Unser erster Versuch, die Auswirkungen sozialer Netzwerke auf die Gesundheit zu untersuchen, konzentrierte sich auf die gesamte schwedische Bevölkerung auf einer „makroskopischen“ Ebene. In Zusammenarbeit mit dem zentralen schwedischen Statistikamt konnten wir die Auswirkungen von selbsteingeschätzten Interaktionen in sozialen Netzwerken auf die Gesundheit, in diesem Fall auf das Überleben, auswerten (Orth-Gomér und Johnson 1987).

17,433 Männer und Frauen, die eine Zufallsstichprobe der erwachsenen schwedischen Bevölkerung darstellen, beantworteten einen Fragebogen zu ihren sozialen Bindungen und sozialen Netzwerken. Der Fragebogen war in zwei der jährlichen enthalten Erhebungen der Lebensbedingungen in Schweden, die das Wohlergehen der Nation sowohl in materieller als auch in sozialer und psychologischer Hinsicht beurteilen und messen sollten. Basierend auf dem Fragebogen erstellten wir einen umfassenden Interaktionsindex für soziale Netzwerke, der die Anzahl der Mitglieder im Netzwerk und die Häufigkeit der Kontakte mit jedem Mitglied enthielt. Mittels Faktorenanalyse wurden sieben Kontaktquellen identifiziert: Eltern, Geschwister, Kernfamilie (Ehepartner und Kinder), nahe Verwandte, Arbeitskollegen, Nachbarn, entfernte Verwandte und Freunde. Die Kontakte mit jeder Quelle wurden berechnet und zu einem Gesamtindexwert addiert, der von null bis 106 reichte.

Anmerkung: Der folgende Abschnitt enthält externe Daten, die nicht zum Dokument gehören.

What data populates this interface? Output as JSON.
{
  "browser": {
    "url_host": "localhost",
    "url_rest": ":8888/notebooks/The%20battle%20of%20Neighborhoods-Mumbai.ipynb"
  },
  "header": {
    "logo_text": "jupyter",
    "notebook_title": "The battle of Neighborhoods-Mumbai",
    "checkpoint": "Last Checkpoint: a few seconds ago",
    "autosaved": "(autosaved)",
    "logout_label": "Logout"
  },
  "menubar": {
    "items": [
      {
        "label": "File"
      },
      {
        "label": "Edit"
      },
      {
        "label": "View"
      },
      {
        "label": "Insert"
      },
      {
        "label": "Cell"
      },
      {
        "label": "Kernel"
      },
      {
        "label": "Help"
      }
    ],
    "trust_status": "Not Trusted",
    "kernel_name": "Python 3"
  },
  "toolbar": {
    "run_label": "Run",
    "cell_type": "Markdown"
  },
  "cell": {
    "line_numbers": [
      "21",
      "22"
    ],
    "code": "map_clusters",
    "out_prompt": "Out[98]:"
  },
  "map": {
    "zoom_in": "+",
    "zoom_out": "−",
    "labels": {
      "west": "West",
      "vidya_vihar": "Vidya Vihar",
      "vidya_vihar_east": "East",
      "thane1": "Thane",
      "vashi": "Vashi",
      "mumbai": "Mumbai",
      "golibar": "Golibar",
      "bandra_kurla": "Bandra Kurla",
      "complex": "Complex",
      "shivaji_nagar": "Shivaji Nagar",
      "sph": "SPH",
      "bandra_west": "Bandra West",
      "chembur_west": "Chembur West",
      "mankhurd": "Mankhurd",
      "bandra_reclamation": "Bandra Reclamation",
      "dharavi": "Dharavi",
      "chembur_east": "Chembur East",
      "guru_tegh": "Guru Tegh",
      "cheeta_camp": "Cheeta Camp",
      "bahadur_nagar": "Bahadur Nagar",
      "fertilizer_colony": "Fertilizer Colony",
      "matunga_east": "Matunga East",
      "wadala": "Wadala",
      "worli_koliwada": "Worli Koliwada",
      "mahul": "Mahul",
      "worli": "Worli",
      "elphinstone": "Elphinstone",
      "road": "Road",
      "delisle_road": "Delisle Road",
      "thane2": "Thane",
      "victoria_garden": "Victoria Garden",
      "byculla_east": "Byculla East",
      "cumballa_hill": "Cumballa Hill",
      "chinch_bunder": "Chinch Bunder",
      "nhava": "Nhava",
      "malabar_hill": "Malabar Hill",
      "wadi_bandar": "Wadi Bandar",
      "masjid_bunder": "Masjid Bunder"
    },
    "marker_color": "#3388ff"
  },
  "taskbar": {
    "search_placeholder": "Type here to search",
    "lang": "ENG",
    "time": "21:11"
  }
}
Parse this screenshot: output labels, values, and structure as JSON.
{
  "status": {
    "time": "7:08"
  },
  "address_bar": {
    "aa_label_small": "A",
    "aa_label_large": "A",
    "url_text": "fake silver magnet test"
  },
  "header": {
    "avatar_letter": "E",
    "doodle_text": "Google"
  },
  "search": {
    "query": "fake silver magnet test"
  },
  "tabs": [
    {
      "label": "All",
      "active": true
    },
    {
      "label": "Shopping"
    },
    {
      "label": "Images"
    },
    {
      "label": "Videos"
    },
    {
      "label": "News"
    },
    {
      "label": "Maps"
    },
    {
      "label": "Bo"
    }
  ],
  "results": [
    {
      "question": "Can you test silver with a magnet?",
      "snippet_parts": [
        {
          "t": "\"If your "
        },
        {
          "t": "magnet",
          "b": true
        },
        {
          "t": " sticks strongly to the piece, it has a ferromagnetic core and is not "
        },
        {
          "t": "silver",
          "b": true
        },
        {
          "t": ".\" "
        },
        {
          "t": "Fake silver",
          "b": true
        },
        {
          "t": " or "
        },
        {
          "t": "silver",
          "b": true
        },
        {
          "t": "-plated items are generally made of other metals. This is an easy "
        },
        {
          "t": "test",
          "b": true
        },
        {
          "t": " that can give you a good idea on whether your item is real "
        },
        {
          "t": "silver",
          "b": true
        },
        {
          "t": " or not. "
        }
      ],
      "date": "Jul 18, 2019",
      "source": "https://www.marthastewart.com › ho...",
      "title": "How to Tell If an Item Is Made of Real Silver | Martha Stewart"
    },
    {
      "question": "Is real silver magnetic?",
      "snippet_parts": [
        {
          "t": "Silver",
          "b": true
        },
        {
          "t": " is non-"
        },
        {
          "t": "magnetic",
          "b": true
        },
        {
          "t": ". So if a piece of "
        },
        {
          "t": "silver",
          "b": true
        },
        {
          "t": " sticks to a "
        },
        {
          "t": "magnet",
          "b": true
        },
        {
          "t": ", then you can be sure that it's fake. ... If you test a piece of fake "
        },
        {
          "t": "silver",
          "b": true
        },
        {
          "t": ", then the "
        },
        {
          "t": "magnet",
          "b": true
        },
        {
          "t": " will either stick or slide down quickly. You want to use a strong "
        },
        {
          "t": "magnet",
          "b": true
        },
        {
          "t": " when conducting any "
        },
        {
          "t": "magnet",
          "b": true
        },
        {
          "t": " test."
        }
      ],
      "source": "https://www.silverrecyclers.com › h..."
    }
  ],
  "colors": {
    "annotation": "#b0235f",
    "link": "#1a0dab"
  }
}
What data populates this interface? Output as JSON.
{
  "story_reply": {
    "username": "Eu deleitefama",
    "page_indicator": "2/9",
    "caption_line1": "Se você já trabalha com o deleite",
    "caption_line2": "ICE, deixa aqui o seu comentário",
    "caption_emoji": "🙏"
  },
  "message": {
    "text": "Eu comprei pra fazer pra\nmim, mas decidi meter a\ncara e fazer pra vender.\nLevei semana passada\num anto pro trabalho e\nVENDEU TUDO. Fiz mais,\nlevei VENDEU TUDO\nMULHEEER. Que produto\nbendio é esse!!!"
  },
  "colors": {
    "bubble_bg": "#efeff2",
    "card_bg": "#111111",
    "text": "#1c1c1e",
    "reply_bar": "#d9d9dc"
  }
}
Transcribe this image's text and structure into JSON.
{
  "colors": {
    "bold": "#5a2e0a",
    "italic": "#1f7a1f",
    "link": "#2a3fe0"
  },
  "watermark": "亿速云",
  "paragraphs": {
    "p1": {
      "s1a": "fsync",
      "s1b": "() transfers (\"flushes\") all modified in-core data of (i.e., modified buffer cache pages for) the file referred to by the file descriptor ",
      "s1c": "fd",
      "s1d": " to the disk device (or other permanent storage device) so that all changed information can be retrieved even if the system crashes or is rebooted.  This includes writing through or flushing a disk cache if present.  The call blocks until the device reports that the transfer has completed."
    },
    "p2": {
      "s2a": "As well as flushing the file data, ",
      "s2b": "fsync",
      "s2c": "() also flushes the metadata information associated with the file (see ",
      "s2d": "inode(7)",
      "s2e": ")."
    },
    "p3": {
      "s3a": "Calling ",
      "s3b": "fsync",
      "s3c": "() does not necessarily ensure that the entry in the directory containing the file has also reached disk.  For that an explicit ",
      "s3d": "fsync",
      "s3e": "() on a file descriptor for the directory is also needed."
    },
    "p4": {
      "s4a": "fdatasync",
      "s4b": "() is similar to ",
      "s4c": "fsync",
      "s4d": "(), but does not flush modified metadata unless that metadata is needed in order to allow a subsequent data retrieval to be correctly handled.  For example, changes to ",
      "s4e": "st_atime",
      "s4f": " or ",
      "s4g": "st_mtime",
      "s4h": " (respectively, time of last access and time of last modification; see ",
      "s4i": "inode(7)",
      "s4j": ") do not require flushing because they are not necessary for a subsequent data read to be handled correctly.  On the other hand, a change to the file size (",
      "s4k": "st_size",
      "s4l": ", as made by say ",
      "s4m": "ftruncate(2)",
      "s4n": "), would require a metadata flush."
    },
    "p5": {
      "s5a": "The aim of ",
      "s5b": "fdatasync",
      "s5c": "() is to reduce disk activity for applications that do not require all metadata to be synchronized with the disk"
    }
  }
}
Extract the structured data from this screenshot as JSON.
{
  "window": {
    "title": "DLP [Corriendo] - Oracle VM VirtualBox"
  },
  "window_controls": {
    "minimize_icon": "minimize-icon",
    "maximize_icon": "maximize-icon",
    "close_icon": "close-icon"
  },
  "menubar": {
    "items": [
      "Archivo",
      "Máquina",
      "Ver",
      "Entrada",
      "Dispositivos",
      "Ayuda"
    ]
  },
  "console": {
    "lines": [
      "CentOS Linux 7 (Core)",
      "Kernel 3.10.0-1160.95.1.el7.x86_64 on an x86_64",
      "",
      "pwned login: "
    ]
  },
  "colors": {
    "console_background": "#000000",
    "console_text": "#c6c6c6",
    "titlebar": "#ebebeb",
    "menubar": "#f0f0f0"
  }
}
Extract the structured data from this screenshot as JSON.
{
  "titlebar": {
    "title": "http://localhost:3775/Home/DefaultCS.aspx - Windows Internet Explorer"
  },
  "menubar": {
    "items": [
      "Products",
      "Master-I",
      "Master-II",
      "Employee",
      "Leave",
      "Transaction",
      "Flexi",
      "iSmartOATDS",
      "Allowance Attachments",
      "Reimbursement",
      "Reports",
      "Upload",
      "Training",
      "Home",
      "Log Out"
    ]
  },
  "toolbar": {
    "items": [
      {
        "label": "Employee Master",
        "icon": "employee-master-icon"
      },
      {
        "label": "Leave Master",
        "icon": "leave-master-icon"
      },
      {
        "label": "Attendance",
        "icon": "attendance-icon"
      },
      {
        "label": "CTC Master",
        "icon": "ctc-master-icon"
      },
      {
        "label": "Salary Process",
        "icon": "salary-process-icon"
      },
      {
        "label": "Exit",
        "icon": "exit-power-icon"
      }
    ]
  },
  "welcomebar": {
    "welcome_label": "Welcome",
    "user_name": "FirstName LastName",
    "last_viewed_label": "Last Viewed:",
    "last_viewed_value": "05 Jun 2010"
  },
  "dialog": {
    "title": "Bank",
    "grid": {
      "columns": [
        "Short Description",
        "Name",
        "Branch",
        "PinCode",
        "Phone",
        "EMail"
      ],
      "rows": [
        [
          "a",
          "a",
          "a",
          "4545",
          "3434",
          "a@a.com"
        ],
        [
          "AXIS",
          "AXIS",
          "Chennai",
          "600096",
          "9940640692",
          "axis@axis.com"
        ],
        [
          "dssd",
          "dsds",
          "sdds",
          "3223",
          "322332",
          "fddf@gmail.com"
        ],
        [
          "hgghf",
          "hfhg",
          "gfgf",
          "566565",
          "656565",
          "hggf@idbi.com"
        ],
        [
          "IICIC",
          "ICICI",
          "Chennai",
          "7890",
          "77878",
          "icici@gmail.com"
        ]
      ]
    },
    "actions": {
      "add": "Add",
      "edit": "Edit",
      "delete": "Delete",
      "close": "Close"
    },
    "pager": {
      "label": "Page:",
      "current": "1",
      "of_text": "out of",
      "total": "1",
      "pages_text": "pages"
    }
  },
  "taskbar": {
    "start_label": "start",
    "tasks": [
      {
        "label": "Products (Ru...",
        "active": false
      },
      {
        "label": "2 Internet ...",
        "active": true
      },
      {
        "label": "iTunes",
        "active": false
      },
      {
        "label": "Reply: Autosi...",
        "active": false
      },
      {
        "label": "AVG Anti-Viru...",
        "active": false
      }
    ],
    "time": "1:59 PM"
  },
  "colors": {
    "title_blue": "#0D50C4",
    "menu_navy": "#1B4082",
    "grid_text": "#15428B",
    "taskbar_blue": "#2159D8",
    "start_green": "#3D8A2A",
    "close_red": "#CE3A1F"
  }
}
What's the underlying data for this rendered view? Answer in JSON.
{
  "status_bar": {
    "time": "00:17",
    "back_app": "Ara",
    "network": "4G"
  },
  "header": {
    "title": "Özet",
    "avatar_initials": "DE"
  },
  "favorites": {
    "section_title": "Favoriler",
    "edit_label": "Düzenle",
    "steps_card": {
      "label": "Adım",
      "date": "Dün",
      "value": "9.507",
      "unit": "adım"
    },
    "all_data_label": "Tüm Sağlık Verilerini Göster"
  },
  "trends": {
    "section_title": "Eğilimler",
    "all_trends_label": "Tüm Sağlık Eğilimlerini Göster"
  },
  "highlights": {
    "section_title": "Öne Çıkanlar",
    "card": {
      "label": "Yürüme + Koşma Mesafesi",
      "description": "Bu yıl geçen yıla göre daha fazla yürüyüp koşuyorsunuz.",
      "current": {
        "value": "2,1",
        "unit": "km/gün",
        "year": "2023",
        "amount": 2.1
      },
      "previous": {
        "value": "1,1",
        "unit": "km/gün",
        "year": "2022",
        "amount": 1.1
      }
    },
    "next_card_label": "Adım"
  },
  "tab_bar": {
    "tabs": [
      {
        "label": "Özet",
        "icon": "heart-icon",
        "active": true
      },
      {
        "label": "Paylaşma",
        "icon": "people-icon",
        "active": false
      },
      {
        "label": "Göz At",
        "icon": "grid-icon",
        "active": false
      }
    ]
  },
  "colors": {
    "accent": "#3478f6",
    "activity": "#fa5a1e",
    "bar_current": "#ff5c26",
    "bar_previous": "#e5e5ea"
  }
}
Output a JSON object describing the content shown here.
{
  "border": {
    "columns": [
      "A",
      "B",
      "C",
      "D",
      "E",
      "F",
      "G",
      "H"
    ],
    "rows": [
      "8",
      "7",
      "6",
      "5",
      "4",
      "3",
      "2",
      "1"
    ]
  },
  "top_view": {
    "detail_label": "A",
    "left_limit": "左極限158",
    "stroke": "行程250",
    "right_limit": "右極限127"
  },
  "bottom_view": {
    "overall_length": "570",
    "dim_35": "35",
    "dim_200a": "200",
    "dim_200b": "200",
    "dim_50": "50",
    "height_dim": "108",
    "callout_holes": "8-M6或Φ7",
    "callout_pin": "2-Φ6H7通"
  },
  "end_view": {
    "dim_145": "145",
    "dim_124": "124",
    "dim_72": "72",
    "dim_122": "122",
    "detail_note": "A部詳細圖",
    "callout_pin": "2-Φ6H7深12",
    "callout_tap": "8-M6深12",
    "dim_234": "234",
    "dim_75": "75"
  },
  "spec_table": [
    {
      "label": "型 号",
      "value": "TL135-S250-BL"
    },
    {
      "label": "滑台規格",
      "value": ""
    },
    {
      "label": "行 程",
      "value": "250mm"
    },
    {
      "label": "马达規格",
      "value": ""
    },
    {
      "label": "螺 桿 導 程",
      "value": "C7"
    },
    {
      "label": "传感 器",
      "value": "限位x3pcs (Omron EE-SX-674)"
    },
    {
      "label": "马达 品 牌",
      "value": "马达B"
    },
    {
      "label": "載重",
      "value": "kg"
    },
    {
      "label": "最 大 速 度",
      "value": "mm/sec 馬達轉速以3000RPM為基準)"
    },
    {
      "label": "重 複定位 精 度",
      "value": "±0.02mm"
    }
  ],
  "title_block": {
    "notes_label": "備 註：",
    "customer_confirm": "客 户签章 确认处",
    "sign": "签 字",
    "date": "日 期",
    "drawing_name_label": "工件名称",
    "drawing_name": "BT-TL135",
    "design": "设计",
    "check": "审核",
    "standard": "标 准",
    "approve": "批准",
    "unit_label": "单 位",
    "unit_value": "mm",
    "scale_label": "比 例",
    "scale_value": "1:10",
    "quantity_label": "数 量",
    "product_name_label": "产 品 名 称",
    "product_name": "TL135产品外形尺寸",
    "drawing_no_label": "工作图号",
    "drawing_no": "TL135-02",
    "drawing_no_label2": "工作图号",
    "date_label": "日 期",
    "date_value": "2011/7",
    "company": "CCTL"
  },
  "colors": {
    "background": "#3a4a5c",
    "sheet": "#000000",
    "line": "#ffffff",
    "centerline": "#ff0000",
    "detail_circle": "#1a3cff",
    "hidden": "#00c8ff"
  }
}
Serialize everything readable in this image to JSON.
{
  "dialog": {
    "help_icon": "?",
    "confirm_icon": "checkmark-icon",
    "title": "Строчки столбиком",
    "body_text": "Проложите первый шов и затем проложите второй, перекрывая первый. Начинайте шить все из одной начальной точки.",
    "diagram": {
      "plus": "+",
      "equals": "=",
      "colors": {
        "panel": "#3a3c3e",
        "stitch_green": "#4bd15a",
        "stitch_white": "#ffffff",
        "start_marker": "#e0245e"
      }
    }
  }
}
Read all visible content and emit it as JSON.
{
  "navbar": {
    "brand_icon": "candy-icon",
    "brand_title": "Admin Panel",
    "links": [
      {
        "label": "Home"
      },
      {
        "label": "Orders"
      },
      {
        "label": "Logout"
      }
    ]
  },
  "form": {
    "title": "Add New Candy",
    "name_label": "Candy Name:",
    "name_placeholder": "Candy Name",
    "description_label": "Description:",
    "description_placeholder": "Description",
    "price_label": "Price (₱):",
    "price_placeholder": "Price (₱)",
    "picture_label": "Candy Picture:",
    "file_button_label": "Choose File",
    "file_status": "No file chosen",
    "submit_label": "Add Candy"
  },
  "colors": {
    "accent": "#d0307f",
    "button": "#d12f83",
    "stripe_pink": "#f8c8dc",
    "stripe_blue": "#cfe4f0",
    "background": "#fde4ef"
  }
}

Durch die Verlinkung der Erhebungen der Lebensbedingungen Mit dem nationalen Sterberegister konnten wir den Einfluss des Social Network Interaction Index auf die Sterblichkeit untersuchen. Bei der Einteilung der Studienpopulation in Tertile nach ihrem Indexwert stellten wir fest, dass die Männer und Frauen im unteren Tertil ein ausnahmslos höheres Sterblichkeitsrisiko hatten als diejenigen, die sich im mittleren und oberen Tertil des Indexwertes befanden.

Das Sterberisiko im unteren Tertil war vier- bis fünfmal höher als in den anderen Tertilen, obwohl viele andere Faktoren diesen Zusammenhang erklären könnten, beispielsweise die Tatsache, dass mit zunehmendem Alter ein höheres Sterberisiko verbunden ist. Außerdem nimmt mit zunehmendem Alter die Zahl der sozialen Kontakte ab. Wenn jemand krank und behindert ist, steigt das Sterblichkeitsrisiko und es ist wahrscheinlich, dass der Umfang des sozialen Netzwerks abnimmt. Auch Morbidität und Mortalität sind in unteren sozialen Schichten höher, soziale Netzwerke sind kleiner und soziale Kontakte seltener. Daher ist es bei jeder Analyse erforderlich, diese und andere Sterblichkeitsrisikofaktoren zu kontrollieren. Selbst unter Berücksichtigung dieser Faktoren wurde ein statistisch signifikanter Anstieg des Risikos um 40 % festgestellt, der mit einem spärlichen sozialen Netzwerk im untersten Drittel der Bevölkerung verbunden ist. Interessant ist, dass es keinen zusätzlichen gesundheitsfördernden Effekt im obersten gegenüber dem mittleren Tertil gab. Möglicherweise kann eine Vielzahl von Kontakten sowohl eine Belastung für den Einzelnen als auch einen Schutz vor gesundheitsschädlichen Auswirkungen darstellen.

So konnten wir, ohne auch nur näheres über die Stressoren im Leben dieser Männer und Frauen zu wissen, eine gesundheitsfördernde Wirkung von sozialen Netzwerken bestätigen.

Soziale Netzwerke allein können die beobachteten gesundheitlichen Auswirkungen nicht erklären. Es ist wahrscheinlich, dass die Funktionsweise eines sozialen Netzwerks und die Basis der Unterstützung durch die Netzwerkmitglieder wichtiger sind als die tatsächliche Anzahl der Personen, die in das Netzwerk aufgenommen werden. Darüber hinaus ist eine interaktive Wirkung verschiedener Stressoren möglich. Beispielsweise wurde festgestellt, dass sich die Auswirkungen von arbeitsbedingtem Stress verschlimmern, wenn es auch an sozialer Unterstützung und sozialer Interaktion am Arbeitsplatz mangelt (Karasek und Theorell 1990).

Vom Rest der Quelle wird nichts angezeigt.